Yeah for Dover AFB!

rjcuga

10-Year Member
Joined
Sep 21, 2007
Messages
109
One for the home state.... was down there during the summer with Boy's state.... That visit is what gave me the idea of AFROTC as a possibility....

DAFB one of Air Force's best
Shot at No. 1 has Dover Air Force Base morale sky-high
By JEFF MONTGOMERY, The News Journal

Posted Wednesday, January 30, 2008

With global bragging rights on the line, Dover Air Force Base wound up a nearly two-day whirl of inspections Tuesday in the final round of a search for the best Air Force base worldwide.

Only one other installation, Hill Air Force Base in Utah, remains in the running out of 117 competing for the service's Commander In Chief's Installation Excellence Award.

"It's definitely a big deal," said 1st Lt. Chris Sukach, a Dover spokeswoman. "It's huge, not only for the base that wins, but for the community."

Four inspectors from military units around the country visited 125 work centers around Dover during the inspection, after being greeted before dawn Monday by airmen and women at a rally in the base theater. Delaware's congressional delegation, community leaders and the Dover High School Rolling Thunder Drum Line turned out to support Dover's bid.

Retired Col. Arthur G. Ericson, a combat veteran and retired Dover Air Force Base commander, described the award as a big morale booster.

"The community support in Dover is some of the best I've seen in the Air Force anywhere," Ericson said. "It's very much an honor to win for the Air Mobility Command, but to be one of the two remaining out of all 117 bases out there competing is really neat."

The program recognizes installations that make the best use of resources available to them, according to the Air Force. The winning installation will receive $1 million for quality-of-life programs and activities.

"We showed them as much as we could in the short amount of time we had," Sukach said. "If they would have had more time, we would have had more to show them."

Civilian and military personnel at the base won the Air Force's prestigious Environmental Restoration Installation award in 2006 for the base's efforts to clean up gallons of pollutants in the water beneath the base.

That effort and other ongoing cleanup activities, expected to take at least another seven years, were among the activities seen by the inspection team, said Master Sgt. Melissa Phillips, spokeswoman for the 436th Airlift Wing.

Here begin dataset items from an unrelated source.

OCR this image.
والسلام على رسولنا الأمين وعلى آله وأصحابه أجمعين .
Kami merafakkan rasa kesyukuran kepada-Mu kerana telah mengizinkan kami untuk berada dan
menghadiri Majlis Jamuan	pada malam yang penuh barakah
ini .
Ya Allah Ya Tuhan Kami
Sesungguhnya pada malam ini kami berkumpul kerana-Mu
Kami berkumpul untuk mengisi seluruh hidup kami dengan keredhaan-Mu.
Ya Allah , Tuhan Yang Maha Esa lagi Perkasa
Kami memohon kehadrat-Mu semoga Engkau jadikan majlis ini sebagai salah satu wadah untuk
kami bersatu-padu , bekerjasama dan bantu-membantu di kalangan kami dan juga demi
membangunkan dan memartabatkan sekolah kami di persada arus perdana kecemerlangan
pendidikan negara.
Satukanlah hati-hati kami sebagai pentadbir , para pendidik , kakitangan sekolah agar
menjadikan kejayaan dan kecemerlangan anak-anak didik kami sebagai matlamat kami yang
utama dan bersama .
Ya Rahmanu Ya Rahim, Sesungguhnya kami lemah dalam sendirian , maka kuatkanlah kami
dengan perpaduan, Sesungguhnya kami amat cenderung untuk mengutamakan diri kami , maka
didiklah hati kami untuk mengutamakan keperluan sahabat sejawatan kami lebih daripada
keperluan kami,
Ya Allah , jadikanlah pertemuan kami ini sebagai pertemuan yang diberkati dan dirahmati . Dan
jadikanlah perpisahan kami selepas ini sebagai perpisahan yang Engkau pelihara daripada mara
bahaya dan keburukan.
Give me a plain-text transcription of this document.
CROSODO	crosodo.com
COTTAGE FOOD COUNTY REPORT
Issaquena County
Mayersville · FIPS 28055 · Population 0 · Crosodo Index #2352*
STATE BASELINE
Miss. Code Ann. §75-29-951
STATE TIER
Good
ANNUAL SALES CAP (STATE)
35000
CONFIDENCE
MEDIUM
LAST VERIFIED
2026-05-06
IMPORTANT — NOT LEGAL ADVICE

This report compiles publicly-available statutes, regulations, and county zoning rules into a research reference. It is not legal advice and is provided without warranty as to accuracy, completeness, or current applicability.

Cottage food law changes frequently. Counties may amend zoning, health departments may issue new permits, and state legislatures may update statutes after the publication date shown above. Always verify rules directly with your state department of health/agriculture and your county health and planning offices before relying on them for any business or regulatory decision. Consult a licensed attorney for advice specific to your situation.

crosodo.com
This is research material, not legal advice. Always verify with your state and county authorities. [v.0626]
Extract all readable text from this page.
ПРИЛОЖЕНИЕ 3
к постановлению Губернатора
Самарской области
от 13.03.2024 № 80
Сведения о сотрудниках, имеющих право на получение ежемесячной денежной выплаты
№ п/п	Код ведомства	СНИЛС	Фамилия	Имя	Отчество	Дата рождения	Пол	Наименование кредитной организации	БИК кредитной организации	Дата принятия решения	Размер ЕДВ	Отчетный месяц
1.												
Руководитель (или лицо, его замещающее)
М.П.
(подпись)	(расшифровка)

"The Air Force [is] very interested in environmental programs," said Jo Anne Deramo, an environmental restoration manager at the base. "Environmental stewardship is very important here."

Dover City Council President Beverly C. Williams said the base is an "inseparable" and enthusiastically supported part of the capital city and surrounding area.

More than 3,000 men and women serve on active duty at Dover, and thousands more serve on active duty or on assignment from other stations. The city and Kent County also have a large retiree population.

"Dover, Delaware, is Dover Air Force Base," Williams said. "It's always been that way. It's a great relationship. I don't think that many of us who have lived here for a long time can imagine Dover without the base."

Dover operates the military's busiest air cargo terminal, and is home to squadrons of C-5 and C-17 cargo jets. It handles most cargo for military operations in Iraq, Afghanistan and Southwest Asia, along with McGuire Air Force Base in New Jersey.

Men and women stationed at the base have made thousands of deployments on security, ground support and other missions in recent years.

Dover aircraft were called on 45 times to handle special or large cargo needed for presidential travel during 2007, according to a recent base report. The installation also has served as a standby emergency landing runway for some space shuttle missions over the years.
 
I went there for OPS AF this summer. It is a great place.
Incidentally, I was following Capt. Sukach (Lt Sukach's husband) for about a week.